No entanto, também é crescente o número de análises dos riscos diretos e indiretos causados pelo uso de telefones celulares e outros equipamentos eletrônicos com Internet móvel.

“Inicialmente, a principal área de atenção foi sua associação com o surgimento de tumores cerebrais e outras doenças secundárias à exposição à radiação de radiofrequência. Neste sentido, recomenda-se cautela no uso contínuo do equipamento, especialmente entre crianças e adolescentes”, adverte Zornoff.

A pesquisadora ressalta, por outro viés, que outras associações estão sendo estudadas em relação ao uso dos celulares, seja em razão da redução no preço dos aparelhos em compasso com a compra em massa, seja em seu poder de entretenimento e simbologia de status.
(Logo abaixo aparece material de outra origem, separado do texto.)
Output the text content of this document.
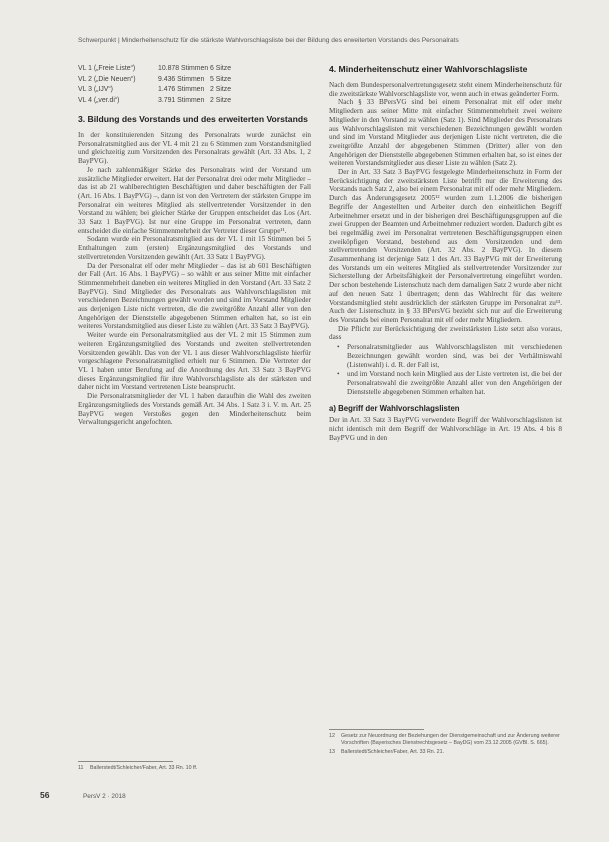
Schwerpunkt | Minderheitenschutz für die stärkste Wahlvorschlagsliste bei der Bildung des erweiterten Vorstands des Personalrats
VL 1 („Freie Liste“)	10.878 Stimmen 6 Sitze
VL 2 („Die Neuen“)	9.436 Stimmen 5 Sitze
VL 3 („IJV“)	1.476 Stimmen 2 Sitze
VL 4 („ver.di“)	3.791 Stimmen 2 Sitze
3. Bildung des Vorstands und des erweiterten Vorstands

In der konstituierenden Sitzung des Personalrats wurde zunächst ein Personalratsmitglied aus der VL 4 mit 21 zu 6 Stimmen zum Vorstandsmitglied und gleichzeitig zum Vorsitzenden des Personalrats gewählt (Art. 33 Abs. 1, 2 BayPVG).

Je nach zahlenmäßiger Stärke des Personalrats wird der Vorstand um zusätzliche Mitglieder erweitert. Hat der Personalrat drei oder mehr Mitglieder – das ist ab 21 wahlberechtigten Beschäftigten und daher beschäftigten der Fall (Art. 16 Abs. 1 BayPVG) –, dann ist von den Vertretern der stärksten Gruppe im Personalrat ein weiteres Mitglied als stellvertretender Vorsitzender in den Vorstand zu wählen; bei gleicher Stärke der Gruppen entscheidet das Los (Art. 33 Satz 1 BayPVG). Ist nur eine Gruppe im Personalrat vertreten, dann entscheidet die einfache Stimmenmehrheit der Vertreter dieser Gruppe¹¹.

Sodann wurde ein Personalratsmitglied aus der VL 1 mit 15 Stimmen bei 5 Enthaltungen zum (ersten) Ergänzungsmitglied des Vorstands und stellvertretenden Vorsitzenden gewählt (Art. 33 Satz 1 BayPVG).

Da der Personalrat elf oder mehr Mitglieder – das ist ab 601 Beschäftigten der Fall (Art. 16 Abs. 1 BayPVG) – so wählt er aus seiner Mitte mit einfacher Stimmenmehrheit daneben ein weiteres Mitglied in den Vorstand (Art. 33 Satz 2 BayPVG). Sind Mitglieder des Personalrats aus Wahlvorschlagslisten mit verschiedenen Bezeichnungen gewählt worden und sind im Vorstand Mitglieder aus derjenigen Liste nicht vertreten, die die zweitgrößte Anzahl aller von den Angehörigen der Dienststelle abgegebenen Stimmen erhalten hat, so ist ein weiteres Vorstandsmitglied aus dieser Liste zu wählen (Art. 33 Satz 3 BayPVG).

Weiter wurde ein Personalratsmitglied aus der VL 2 mit 15 Stimmen zum weiteren Ergänzungsmitglied des Vorstands und zweiten stellvertretenden Vorsitzenden gewählt. Das von der VL 1 aus dieser Wahlvorschlagsliste hierfür vorgeschlagene Personalratsmitglied erhielt nur 6 Stimmen. Die Vertreter der VL 1 haben unter Berufung auf die Anordnung des Art. 33 Satz 3 BayPVG dieses Ergänzungsmitglied für ihre Wahlvorschlagsliste als der stärksten und daher nicht im Vorstand vertretenen Liste beansprucht.

Die Personalratsmitglieder der VL 1 haben daraufhin die Wahl des zweiten Ergänzungsmitglieds des Vorstands gemäß Art. 34 Abs. 1 Satz 3 i. V. m. Art. 25 BayPVG wegen Verstoßes gegen den Minderheitenschutz beim Verwaltungsgericht angefochten.

4. Minderheitenschutz einer Wahlvorschlagsliste

Nach dem Bundespersonalvertretungsgesetz steht einem Minderheitenschutz für die zweitstärkste Wahlvorschlagsliste vor, wenn auch in etwas geänderter Form.

Nach § 33 BPersVG sind bei einem Personalrat mit elf oder mehr Mitgliedern aus seiner Mitte mit einfacher Stimmenmehrheit zwei weitere Mitglieder in den Vorstand zu wählen (Satz 1). Sind Mitglieder des Personalrats aus Wahlvorschlagslisten mit verschiedenen Bezeichnungen gewählt worden und sind im Vorstand Mitglieder aus derjenigen Liste nicht vertreten, die die zweitgrößte Anzahl der abgegebenen Stimmen (Dritter) aller von den Angehörigen der Dienststelle abgegebenen Stimmen erhalten hat, so ist eines der weiteren Vorstandsmitglieder aus dieser Liste zu wählen (Satz 2).

Der in Art. 33 Satz 3 BayPVG festgelegte Minderheitenschutz in Form der Berücksichtigung der zweitstärksten Liste betrifft nur die Erweiterung des Vorstands nach Satz 2, also bei einem Personalrat mit elf oder mehr Mitgliedern. Durch das Änderungsgesetz 2005¹² wurden zum 1.1.2006 die bisherigen Begriffe der Angestellten und Arbeiter durch den einheitlichen Begriff Arbeitnehmer ersetzt und in der bisherigen drei Beschäftigungsgruppen auf die zwei Gruppen der Beamten und Arbeitnehmer reduziert worden. Dadurch gibt es bei regelmäßig zwei im Personalrat vertretenen Beschäftigungsgruppen einen zweiköpfigen Vorstand, bestehend aus dem Vorsitzenden und dem stellvertretenden Vorsitzenden (Art. 32 Abs. 2 BayPVG). In diesem Zusammenhang ist derjenige Satz 1 des Art. 33 BayPVG mit der Erweiterung des Vorstands um ein weiteres Mitglied als stellvertretender Vorsitzender zur Sicherstellung der Arbeitsfähigkeit der Personalvertretung eingeführt worden. Der schon bestehende Listenschutz nach dem damaligen Satz 2 wurde aber nicht auf den neuen Satz 1 übertragen; denn das Wahlrecht für das weitere Vorstandsmitglied steht ausdrücklich der stärksten Gruppe im Personalrat zu¹³. Auch der Listenschutz in § 33 BPersVG bezieht sich nur auf die Erweiterung des Vorstands bei einem Personalrat mit elf oder mehr Mitgliedern.

Die Pflicht zur Berücksichtigung der zweitstärksten Liste setzt also voraus, dass

• Personalratsmitglieder aus Wahlvorschlagslisten mit verschiedenen Bezeichnungen gewählt worden sind, was bei der Verhältniswahl (Listenwahl) i. d. R. der Fall ist,
• und im Vorstand noch kein Mitglied aus der Liste vertreten ist, die bei der Personalratswahl die zweitgrößte Anzahl aller von den Angehörigen der Dienststelle abgegebenen Stimmen erhalten hat.
a) Begriff der Wahlvorschlagslisten

Der in Art. 33 Satz 3 BayPVG verwendete Begriff der Wahlvorschlagslisten ist nicht identisch mit dem Begriff der Wahlvorschläge in Art. 19 Abs. 4 bis 8 BayPVG und in den

11	Ballerstedt/Schleicher/Faber, Art. 33 Rn. 10 ff.
12	Gesetz zur Neuordnung der Beziehungen der Dienstgemeinschaft und zur Änderung weiterer Vorschriften (Bayerisches Dienstrechtsgesetz – BayDG) vom 23.12.2005 (GVBl. S. 665).
13	Ballerstedt/Schleicher/Faber, Art. 33 Rn. 21.
56	PersV 2 · 2018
“Por conta disso, podemos ter a sensação de que, em alguns casos, o uso destes aparelhos parece estar sendo excessivo, ou inseguro, ou até mesmo abusivo”, pondera.

Quando é perigoso?

Para Denise Zornoff, a identificação de alerta sobre o uso abusivo, ou prejudicial, dos aparelhos e seus aplicativos leva em conta o equilíbrio. “Sim, o bom senso é o referencial para saber quando o uso desses recursos ultrapassou o limite de segurança e se há necessidade de procurar por ajuda psicológica ou psiquiátrica”, opina.

Para crianças, a pesquisadora da Unesp-Botucatu sugere monitoramento pelos pais contra o uso excessivo até a adolescência. Intervenção que, segundo ela, tem de vir acompanhada de esclarecimento dos riscos com a promoção de controle.

Mas, no caso de jovens e adultos, o uso compulsivo pode ser um sinal de problemas de maior gravidade. Neste caso, Denise dá algumas recomendações.

“Preste atenção às situações e emoções que fazem você usar seu telefone com frequência. É o tédio? Solidão? Ansiedade? Talvez outra coisa possa acalmá-lo. Seja forte quando o seu telefone toca ou vibra. Nem sempre você precisa ou pode responder. Na verdade, você pode evitar esta tentação desligando os sinais de alerta quando possível”, orienta.

Outra postura necessária é readaptar rotinas com o uso do aparelho. “Seja disciplinado em não usar o dispositivo em certas situações, como quando você está com crianças, dirigindo, ou em uma reunião. Ou em determinadas horas, por exemplo das 21h às 7h preservar o bom sono”, acrescenta.

Mas, afinal, quando é a hora de procurar por ajuda especializada? “Sempre que o comportamento sem controle resultar em sofrimento ou risco importante ao usuário ou às pessoas ao seu redor”, sintetiza Denise.

Mas existem caminhos sendo seguidos. Em uma empresa com linha de montagem na área de móveis, por exemplo, os funcionários deixam os aparelhos em armários pessoais logo na entrada do expediente. Mas o acesso é permitido em intervalos e durante o horário de almoço.

A norma, porém, exigiu que o empregador também adotasse uma central para recados durante todo o expediente, para o recebimento e repasse imediato de casos que envolvam urgência. “Um profissional foi destacado para receber recados. Os pais que têm filhos ficariam preocupados sem qualquer possibilidade de comunicação durante a jornada.”